病院なのは分かったけど、どうして私が病院にいるのかが分からない。


頭がズキズキする。

そっと痛む頭を触ると、なんだかザラザラしたものが巻いてある。

包帯かな…

私、頭ぶつけたの?


頭をおさえて考えていると、ドアが開く音と共に看護師さんが入ってきた。


「あら、起きたのね。
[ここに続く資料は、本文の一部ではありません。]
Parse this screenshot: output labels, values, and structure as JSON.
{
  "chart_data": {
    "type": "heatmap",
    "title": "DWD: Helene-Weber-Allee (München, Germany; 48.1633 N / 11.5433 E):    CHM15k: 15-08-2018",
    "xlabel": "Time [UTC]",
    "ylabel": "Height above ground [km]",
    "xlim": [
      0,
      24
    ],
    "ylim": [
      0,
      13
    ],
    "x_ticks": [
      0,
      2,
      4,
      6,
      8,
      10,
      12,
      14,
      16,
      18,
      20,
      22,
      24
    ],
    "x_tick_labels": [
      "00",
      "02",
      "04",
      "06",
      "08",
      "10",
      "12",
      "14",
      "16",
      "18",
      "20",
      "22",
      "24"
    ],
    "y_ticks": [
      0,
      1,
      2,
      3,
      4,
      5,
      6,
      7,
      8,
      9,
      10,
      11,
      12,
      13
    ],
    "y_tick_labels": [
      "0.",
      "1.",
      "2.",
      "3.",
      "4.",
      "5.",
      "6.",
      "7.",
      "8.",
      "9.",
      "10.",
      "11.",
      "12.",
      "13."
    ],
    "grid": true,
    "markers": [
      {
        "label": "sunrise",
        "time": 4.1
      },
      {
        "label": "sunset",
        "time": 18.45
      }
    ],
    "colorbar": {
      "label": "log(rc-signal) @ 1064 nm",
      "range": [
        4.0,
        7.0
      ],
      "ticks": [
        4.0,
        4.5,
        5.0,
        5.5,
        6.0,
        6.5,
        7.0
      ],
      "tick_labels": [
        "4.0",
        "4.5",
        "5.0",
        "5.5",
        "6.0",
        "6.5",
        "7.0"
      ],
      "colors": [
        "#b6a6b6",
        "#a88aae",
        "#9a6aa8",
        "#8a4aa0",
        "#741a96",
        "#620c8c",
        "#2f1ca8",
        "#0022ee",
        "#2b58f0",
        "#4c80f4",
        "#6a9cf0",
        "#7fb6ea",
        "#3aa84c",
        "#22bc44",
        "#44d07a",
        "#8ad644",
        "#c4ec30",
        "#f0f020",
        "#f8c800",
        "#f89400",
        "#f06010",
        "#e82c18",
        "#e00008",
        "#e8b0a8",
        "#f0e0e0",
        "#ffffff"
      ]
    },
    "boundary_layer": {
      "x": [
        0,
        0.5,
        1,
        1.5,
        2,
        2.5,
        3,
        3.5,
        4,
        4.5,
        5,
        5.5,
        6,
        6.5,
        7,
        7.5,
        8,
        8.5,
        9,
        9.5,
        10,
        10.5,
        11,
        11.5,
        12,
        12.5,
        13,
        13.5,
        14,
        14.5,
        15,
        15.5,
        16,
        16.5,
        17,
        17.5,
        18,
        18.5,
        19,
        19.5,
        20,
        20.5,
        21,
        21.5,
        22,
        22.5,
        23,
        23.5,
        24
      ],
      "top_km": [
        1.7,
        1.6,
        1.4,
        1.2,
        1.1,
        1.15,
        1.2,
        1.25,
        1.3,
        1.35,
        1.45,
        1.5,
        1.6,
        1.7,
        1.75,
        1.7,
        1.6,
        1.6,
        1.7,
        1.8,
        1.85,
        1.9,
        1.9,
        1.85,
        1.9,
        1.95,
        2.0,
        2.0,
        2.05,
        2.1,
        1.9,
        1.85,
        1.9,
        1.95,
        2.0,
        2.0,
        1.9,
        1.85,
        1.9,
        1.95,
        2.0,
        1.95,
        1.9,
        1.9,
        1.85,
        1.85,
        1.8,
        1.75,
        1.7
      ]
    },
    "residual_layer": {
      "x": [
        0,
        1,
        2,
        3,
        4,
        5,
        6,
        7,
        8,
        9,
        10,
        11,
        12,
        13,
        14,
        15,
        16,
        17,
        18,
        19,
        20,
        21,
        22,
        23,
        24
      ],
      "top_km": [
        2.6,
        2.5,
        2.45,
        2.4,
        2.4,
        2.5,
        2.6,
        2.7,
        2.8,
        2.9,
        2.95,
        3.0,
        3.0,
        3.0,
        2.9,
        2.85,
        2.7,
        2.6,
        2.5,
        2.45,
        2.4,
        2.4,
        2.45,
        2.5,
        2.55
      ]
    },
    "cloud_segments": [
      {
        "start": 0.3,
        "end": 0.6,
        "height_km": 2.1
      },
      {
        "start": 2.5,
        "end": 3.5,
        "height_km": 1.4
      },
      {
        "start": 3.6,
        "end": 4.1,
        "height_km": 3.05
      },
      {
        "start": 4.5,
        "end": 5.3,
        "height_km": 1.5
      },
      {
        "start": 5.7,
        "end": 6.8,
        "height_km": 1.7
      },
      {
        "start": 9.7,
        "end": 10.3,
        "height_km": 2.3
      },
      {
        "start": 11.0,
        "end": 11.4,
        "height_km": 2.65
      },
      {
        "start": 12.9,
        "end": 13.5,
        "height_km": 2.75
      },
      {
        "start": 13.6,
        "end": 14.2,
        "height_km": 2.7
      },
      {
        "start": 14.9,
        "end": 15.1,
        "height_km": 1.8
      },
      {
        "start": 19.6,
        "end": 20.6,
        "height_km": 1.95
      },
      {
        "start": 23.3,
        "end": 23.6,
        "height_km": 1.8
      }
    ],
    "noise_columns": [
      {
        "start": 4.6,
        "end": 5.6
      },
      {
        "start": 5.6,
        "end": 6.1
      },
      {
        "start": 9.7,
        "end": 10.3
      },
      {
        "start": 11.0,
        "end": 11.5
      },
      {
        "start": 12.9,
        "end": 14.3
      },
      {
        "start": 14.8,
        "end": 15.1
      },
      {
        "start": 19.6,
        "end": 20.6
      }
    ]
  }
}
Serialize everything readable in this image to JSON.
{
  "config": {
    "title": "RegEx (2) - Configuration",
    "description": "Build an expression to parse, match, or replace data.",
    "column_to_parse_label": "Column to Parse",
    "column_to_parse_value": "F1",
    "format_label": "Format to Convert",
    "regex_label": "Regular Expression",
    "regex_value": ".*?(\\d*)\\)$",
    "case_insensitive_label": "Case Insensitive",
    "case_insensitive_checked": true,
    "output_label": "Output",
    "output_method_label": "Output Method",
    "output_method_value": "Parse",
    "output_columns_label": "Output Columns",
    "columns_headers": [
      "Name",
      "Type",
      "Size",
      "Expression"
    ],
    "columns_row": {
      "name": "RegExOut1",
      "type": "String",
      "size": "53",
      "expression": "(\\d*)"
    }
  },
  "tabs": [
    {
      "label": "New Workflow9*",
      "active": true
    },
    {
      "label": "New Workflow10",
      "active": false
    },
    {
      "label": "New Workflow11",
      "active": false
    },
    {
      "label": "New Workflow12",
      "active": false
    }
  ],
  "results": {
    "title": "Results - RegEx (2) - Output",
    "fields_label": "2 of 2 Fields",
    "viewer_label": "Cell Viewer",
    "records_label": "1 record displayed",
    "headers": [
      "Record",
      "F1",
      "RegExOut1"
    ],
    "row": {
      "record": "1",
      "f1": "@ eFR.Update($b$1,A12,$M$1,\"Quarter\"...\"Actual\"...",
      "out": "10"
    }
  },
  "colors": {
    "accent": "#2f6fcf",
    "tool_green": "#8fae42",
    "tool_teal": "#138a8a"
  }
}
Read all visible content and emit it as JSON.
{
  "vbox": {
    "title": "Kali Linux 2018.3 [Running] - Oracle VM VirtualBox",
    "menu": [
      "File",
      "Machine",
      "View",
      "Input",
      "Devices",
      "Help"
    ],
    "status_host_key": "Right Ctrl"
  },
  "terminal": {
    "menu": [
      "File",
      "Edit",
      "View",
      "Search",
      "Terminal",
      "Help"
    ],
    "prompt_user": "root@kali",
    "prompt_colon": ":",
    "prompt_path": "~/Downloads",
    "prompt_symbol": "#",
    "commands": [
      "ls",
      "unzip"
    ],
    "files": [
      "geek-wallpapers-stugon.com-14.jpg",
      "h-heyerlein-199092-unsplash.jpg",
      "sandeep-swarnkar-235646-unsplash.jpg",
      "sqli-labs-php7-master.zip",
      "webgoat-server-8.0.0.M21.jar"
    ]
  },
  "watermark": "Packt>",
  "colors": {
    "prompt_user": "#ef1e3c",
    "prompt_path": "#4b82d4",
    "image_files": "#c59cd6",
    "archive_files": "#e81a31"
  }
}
上体起こせる?」


私はこくりと頷くと、看護師さんの手を借りて、上体を起こした。

看護師さんは隣にある椅子に腰かけると

優しく尋ねた。


「あなた、名前は?」


「名前……?」


「そう、身元が分かるものを持っていなかったから」


「…私は………」



私は…………


あれ?

名前…出てこない。

「?どうしたの?」


急に口を閉ざした私に不審に思ったのか、

看護師さんは私の顔を覗き込む。


私はその顔を上目遣いに見ると、

ゆっくりと首をふった。


「分からないの?」


私はゆっくりと頷く。


看護師さんは眉をひそめて、

先生を呼んでくる、と言い残して、部屋を出ていった。



私は……誰?

何をしてたんだろう…

記憶を辿っていこうとすると、ズキンと頭に電撃が走った感じになる。


「っ………」


しばらく頭を抱えていると、

先生らしき人が部屋に入ってきた。